FIG. 3 is a diagram showing a change in electric wire insertion force with respect to an insertion stroke.

FIG. 4 is a diagram showing a change in terminal contact load with respect to an insertion stroke.

FIG. 5 is a front view showing a terminal board of another embodiment in which the inclined introduction wall is formed in two stages.

FIG. 6 is a front view showing a terminal plate according to another embodiment in which an inclined introduction wall portion is formed in four stages.

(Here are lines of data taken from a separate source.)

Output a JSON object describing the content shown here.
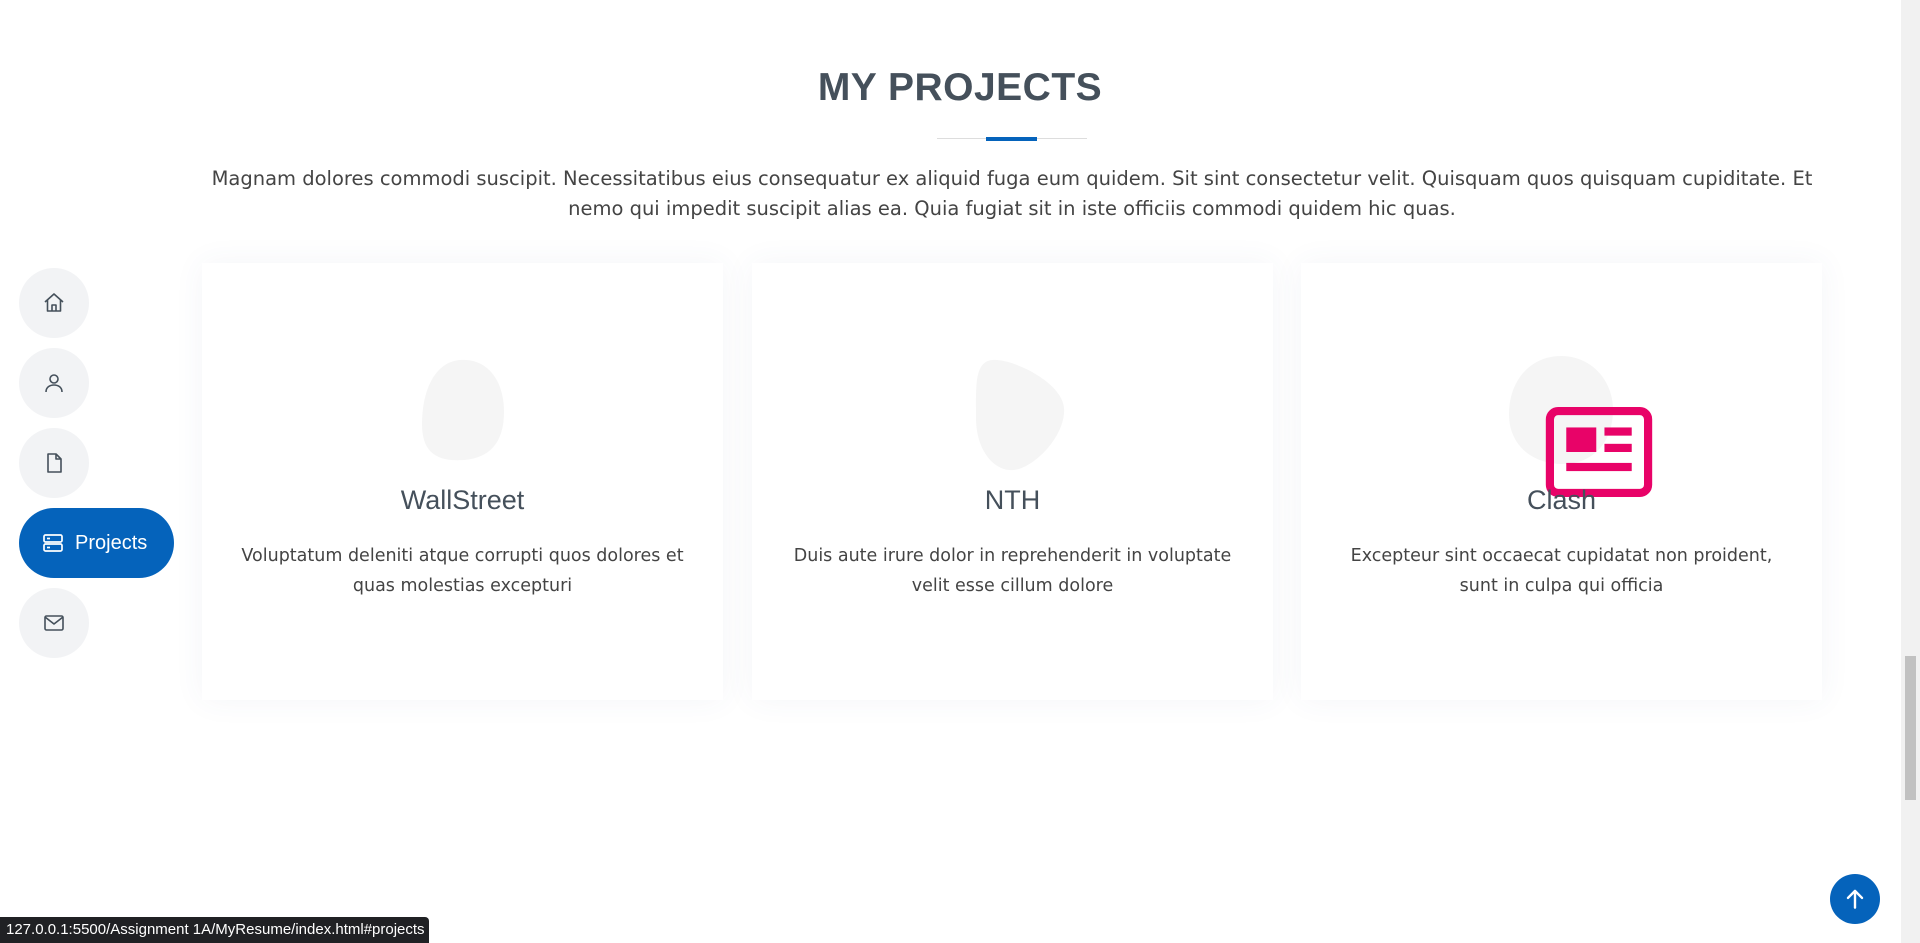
{
  "section": {
    "title": "MY PROJECTS",
    "description": "Magnam dolores commodi suscipit. Necessitatibus eius consequatur ex aliquid fuga eum quidem. Sit sint consectetur velit. Quisquam quos quisquam cupiditate. Et nemo qui impedit suscipit alias ea. Quia fugiat sit in iste officiis commodi quidem hic quas.",
    "accent_color": "#0563bb"
  },
  "projects": [
    {
      "title": "WallStreet",
      "description": "Voluptatum deleniti atque corrupti quos dolores et quas molestias excepturi",
      "icon": "blob-icon"
    },
    {
      "title": "NTH",
      "description": "Duis aute irure dolor in reprehenderit in voluptate velit esse cillum dolore",
      "icon": "blob-icon"
    },
    {
      "title": "Clash",
      "description": "Excepteur sint occaecat cupidatat non proident, sunt in culpa qui officia",
      "icon": "newspaper-icon",
      "icon_color": "#e80368"
    }
  ],
  "nav": {
    "items": [
      {
        "name": "home",
        "icon": "home-icon"
      },
      {
        "name": "about",
        "icon": "person-icon"
      },
      {
        "name": "resume",
        "icon": "file-icon"
      },
      {
        "name": "projects",
        "icon": "server-icon",
        "label": "Projects",
        "active": true
      },
      {
        "name": "contact",
        "icon": "envelope-icon"
      }
    ]
  },
  "back_to_top": {
    "icon": "arrow-up-icon"
  },
  "status_bar": {
    "url": "127.0.0.1:5500/Assignment 1A/MyResume/index.html#projects"
  }
}
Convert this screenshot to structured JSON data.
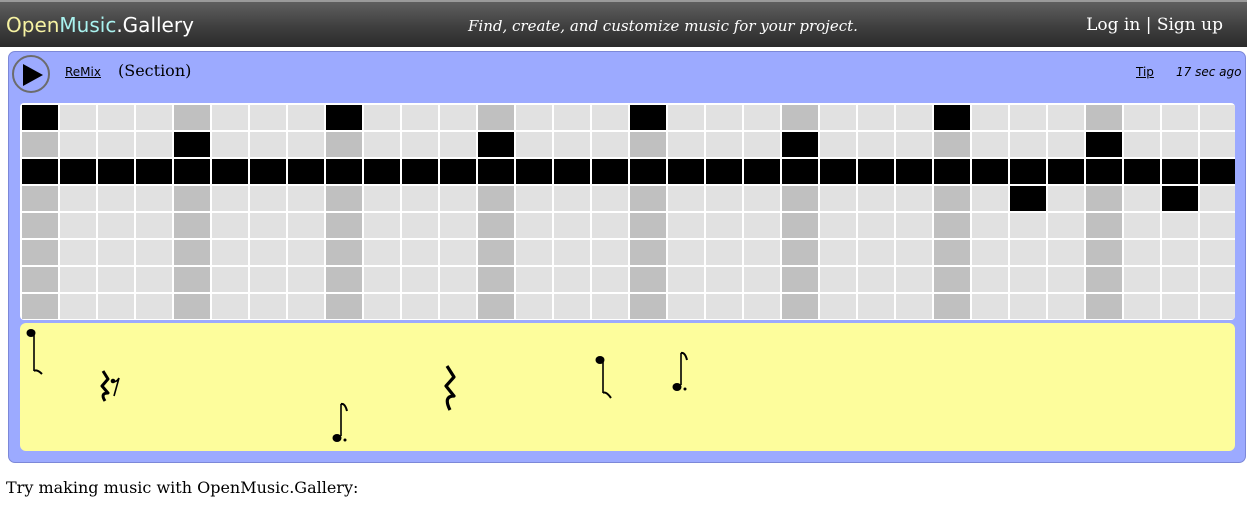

FIG. 7 shows a conventional pressure contact terminal, (a) is a front view,
(B) is a side view, and (c) is a rear view.

[Explanation of symbols]

 12, 21, 25 Terminal plate 13 Pressure contact slit 14a, 14b Inner wall 15a, 15b Inclined introduction wall 16 Insulated wire 17 Covered portion 18 Core line 22a, 22b Inclined introduction wall 23a, 23b First inclined introduction wall 24a, 24b Second inclined introduction wall 26a, 26b Inclined introduction wall 27a, 27b First inclined introduction wall 28a, 28b Second inclined introduction wall 29a, 29b Third inclined introduction wall 30a, 30b Fourth Inclined wall

Claims (3)

[Claims] 1. A pressure contact slit which is provided at an outer peripheral end of a terminal plate made of a conductive plate material and is provided through both sides of the terminal plate, and in which a covered electric wire is inserted along a penetrating direction, and a pressure contact slit facing the pressure contact slit. And a pair of inclined introduction walls, each of which is continuous with the inner wall to be extended toward the outer peripheral end of the terminal plate to form the opening, and through which the covered electric wire is introduced into the press-fitting slit. Wherein the introduction angle formed by the pair of inclined introduction walls is set to not less than 20 degrees and not more than 60 degrees. 2. The invention according to claim 1, wherein the angle formed by the pair of inclined introduction walls is stepwise continuously from the inner wall side to the opening side of the press contact slit in a range of 20 degrees or more and 60 degrees or less. A press-fitting structure for a covered electric wire, comprising a plurality of changing inclined introduction walls. 3. The pressure-welded structure for a covered electric wire according to claim 2, wherein a continuous portion of the plurality of inclined introduction wall portions is formed continuously in an arc shape.